This repository is part of the research work presented in the paper "A Lightweight Deep Learning based Intrusion Detection Approach in IoT Utilizing Genetic Algorithm and Explainable Artificial Intelligence".This repository contains the implementation of DL-IID, a lightweight deep learning-based intrusion detection model designed for IoT environments. The model leverages a combination of Deep Neural Networks (DNN) and Bidirectional Long Short-Term Memory (BiLSTM) for bidirectional feature extraction, along with Genetic Algorithm (GA) for efficient feature selection. Additionally, the model incorporates Explainable AI (XAI) techniques, specifically Local Interpretable Model-Agnostic Explanations (LIME), to provide transparency in decision-making. To ensure the model is suitable for resource-constrained IoT devices, Dynamic Quantization is applied post-training to reduce the model size while maintaining high detection accuracy.

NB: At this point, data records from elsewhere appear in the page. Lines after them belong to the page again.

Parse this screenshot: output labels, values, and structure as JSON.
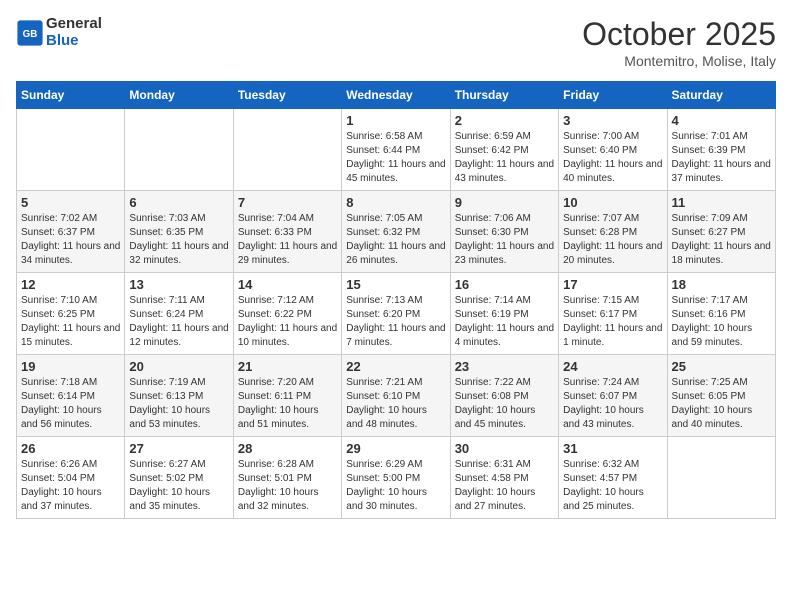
{
  "header": {
    "logo_line1": "General",
    "logo_line2": "Blue",
    "month": "October 2025",
    "location": "Montemitro, Molise, Italy"
  },
  "weekdays": [
    "Sunday",
    "Monday",
    "Tuesday",
    "Wednesday",
    "Thursday",
    "Friday",
    "Saturday"
  ],
  "weeks": [
    [
      {
        "num": "",
        "info": ""
      },
      {
        "num": "",
        "info": ""
      },
      {
        "num": "",
        "info": ""
      },
      {
        "num": "1",
        "info": "Sunrise: 6:58 AM\nSunset: 6:44 PM\nDaylight: 11 hours and 45 minutes."
      },
      {
        "num": "2",
        "info": "Sunrise: 6:59 AM\nSunset: 6:42 PM\nDaylight: 11 hours and 43 minutes."
      },
      {
        "num": "3",
        "info": "Sunrise: 7:00 AM\nSunset: 6:40 PM\nDaylight: 11 hours and 40 minutes."
      },
      {
        "num": "4",
        "info": "Sunrise: 7:01 AM\nSunset: 6:39 PM\nDaylight: 11 hours and 37 minutes."
      }
    ],
    [
      {
        "num": "5",
        "info": "Sunrise: 7:02 AM\nSunset: 6:37 PM\nDaylight: 11 hours and 34 minutes."
      },
      {
        "num": "6",
        "info": "Sunrise: 7:03 AM\nSunset: 6:35 PM\nDaylight: 11 hours and 32 minutes."
      },
      {
        "num": "7",
        "info": "Sunrise: 7:04 AM\nSunset: 6:33 PM\nDaylight: 11 hours and 29 minutes."
      },
      {
        "num": "8",
        "info": "Sunrise: 7:05 AM\nSunset: 6:32 PM\nDaylight: 11 hours and 26 minutes."
      },
      {
        "num": "9",
        "info": "Sunrise: 7:06 AM\nSunset: 6:30 PM\nDaylight: 11 hours and 23 minutes."
      },
      {
        "num": "10",
        "info": "Sunrise: 7:07 AM\nSunset: 6:28 PM\nDaylight: 11 hours and 20 minutes."
      },
      {
        "num": "11",
        "info": "Sunrise: 7:09 AM\nSunset: 6:27 PM\nDaylight: 11 hours and 18 minutes."
      }
    ],
    [
      {
        "num": "12",
        "info": "Sunrise: 7:10 AM\nSunset: 6:25 PM\nDaylight: 11 hours and 15 minutes."
      },
      {
        "num": "13",
        "info": "Sunrise: 7:11 AM\nSunset: 6:24 PM\nDaylight: 11 hours and 12 minutes."
      },
      {
        "num": "14",
        "info": "Sunrise: 7:12 AM\nSunset: 6:22 PM\nDaylight: 11 hours and 10 minutes."
      },
      {
        "num": "15",
        "info": "Sunrise: 7:13 AM\nSunset: 6:20 PM\nDaylight: 11 hours and 7 minutes."
      },
      {
        "num": "16",
        "info": "Sunrise: 7:14 AM\nSunset: 6:19 PM\nDaylight: 11 hours and 4 minutes."
      },
      {
        "num": "17",
        "info": "Sunrise: 7:15 AM\nSunset: 6:17 PM\nDaylight: 11 hours and 1 minute."
      },
      {
        "num": "18",
        "info": "Sunrise: 7:17 AM\nSunset: 6:16 PM\nDaylight: 10 hours and 59 minutes."
      }
    ],
    [
      {
        "num": "19",
        "info": "Sunrise: 7:18 AM\nSunset: 6:14 PM\nDaylight: 10 hours and 56 minutes."
      },
      {
        "num": "20",
        "info": "Sunrise: 7:19 AM\nSunset: 6:13 PM\nDaylight: 10 hours and 53 minutes."
      },
      {
        "num": "21",
        "info": "Sunrise: 7:20 AM\nSunset: 6:11 PM\nDaylight: 10 hours and 51 minutes."
      },
      {
        "num": "22",
        "info": "Sunrise: 7:21 AM\nSunset: 6:10 PM\nDaylight: 10 hours and 48 minutes."
      },
      {
        "num": "23",
        "info": "Sunrise: 7:22 AM\nSunset: 6:08 PM\nDaylight: 10 hours and 45 minutes."
      },
      {
        "num": "24",
        "info": "Sunrise: 7:24 AM\nSunset: 6:07 PM\nDaylight: 10 hours and 43 minutes."
      },
      {
        "num": "25",
        "info": "Sunrise: 7:25 AM\nSunset: 6:05 PM\nDaylight: 10 hours and 40 minutes."
      }
    ],
    [
      {
        "num": "26",
        "info": "Sunrise: 6:26 AM\nSunset: 5:04 PM\nDaylight: 10 hours and 37 minutes."
      },
      {
        "num": "27",
        "info": "Sunrise: 6:27 AM\nSunset: 5:02 PM\nDaylight: 10 hours and 35 minutes."
      },
      {
        "num": "28",
        "info": "Sunrise: 6:28 AM\nSunset: 5:01 PM\nDaylight: 10 hours and 32 minutes."
      },
      {
        "num": "29",
        "info": "Sunrise: 6:29 AM\nSunset: 5:00 PM\nDaylight: 10 hours and 30 minutes."
      },
      {
        "num": "30",
        "info": "Sunrise: 6:31 AM\nSunset: 4:58 PM\nDaylight: 10 hours and 27 minutes."
      },
      {
        "num": "31",
        "info": "Sunrise: 6:32 AM\nSunset: 4:57 PM\nDaylight: 10 hours and 25 minutes."
      },
      {
        "num": "",
        "info": ""
      }
    ]
  ]
}
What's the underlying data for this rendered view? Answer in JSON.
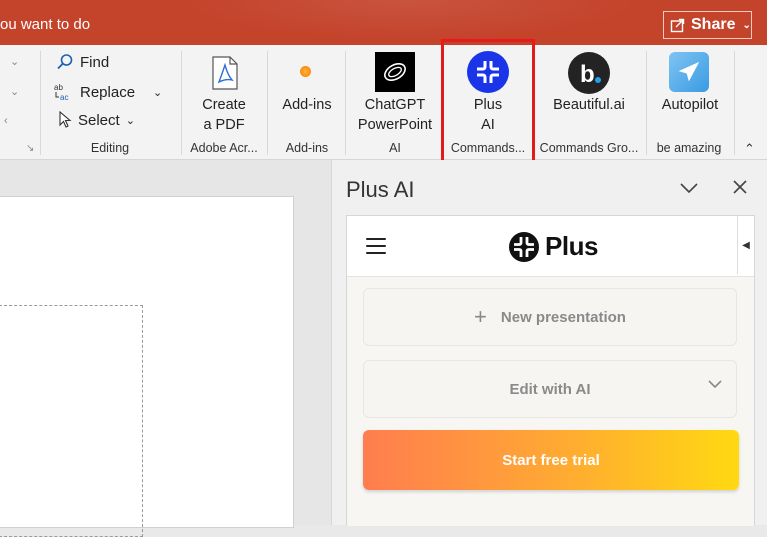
{
  "titlebar": {
    "search_text": "ou want to do",
    "share_label": "Share"
  },
  "ribbon": {
    "editing": {
      "find_label": "Find",
      "replace_label": "Replace",
      "select_label": "Select",
      "group_label": "Editing"
    },
    "buttons": [
      {
        "label_line1": "Create",
        "label_line2": "a PDF",
        "group": "Adobe Acr..."
      },
      {
        "label_line1": "Add-ins",
        "label_line2": "",
        "group": "Add-ins"
      },
      {
        "label_line1": "ChatGPT",
        "label_line2": "PowerPoint",
        "group": "AI"
      },
      {
        "label_line1": "Plus",
        "label_line2": "AI",
        "group": "Commands..."
      },
      {
        "label_line1": "Beautiful.ai",
        "label_line2": "",
        "group": "Commands Gro..."
      },
      {
        "label_line1": "Autopilot",
        "label_line2": "",
        "group": "be amazing"
      }
    ]
  },
  "pane": {
    "title": "Plus AI",
    "logo_text": "Plus",
    "new_presentation_label": "New presentation",
    "edit_with_ai_label": "Edit with AI",
    "start_trial_label": "Start free trial"
  },
  "colors": {
    "titlebar": "#c4432b",
    "highlight": "#e31b1b",
    "plus_blue": "#1a35e8",
    "trial_gradient_start": "#ff7d4f",
    "trial_gradient_end": "#ffd912"
  }
}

The proposed DL-IID model achieves state-of-the-art performance, with an accuracy of 99.84%, precision of 100.0%, recall of 99.69%, and an F1-score of 99.84%, while reducing the model size to 108.42 KB.

Key Features

1. Deep Learning Architecture: Combines DNN and BiLSTM for bidirectional feature extraction, enhancing the detection of complex attack patterns in IoT networks.
2. Genetic Algorithm (GA): Optimizes feature selection to reduce computational complexity while preserving detection accuracy.
3. Explainable AI (XAI): Integrates LIME to provide transparency in intrusion detection, increasing trust and interpretability of the model's predictions.
4. Dynamic Quantization: Reduces the model size to 108.42 KB, making it suitable for deployment on resource-constrained IoT devices.
5. High Performance: Outperforms traditional machine learning and advanced deep learning models on multiple benchmark datasets, including CICIDS2017, CICIoMT2024, and UNSW-NB15.

Datasets

The model is evaluated on the following datasets:

1. RF Fingerprinting Dataset: Simulates 450 IoT devices with varying RF characteristics in frequency, amplitude, and phase.
2. CICIDS2017: Contains benign and frequent attack traffic, simulating real-world network conditions.
3. CICIoMT2024: Focuses on cyber-attacks targeting medical devices connected to the Internet of Medical Things (IoMT).
4. UNSW-NB15: A comprehensive dataset for network intrusion detection, containing both normal and attack traffic.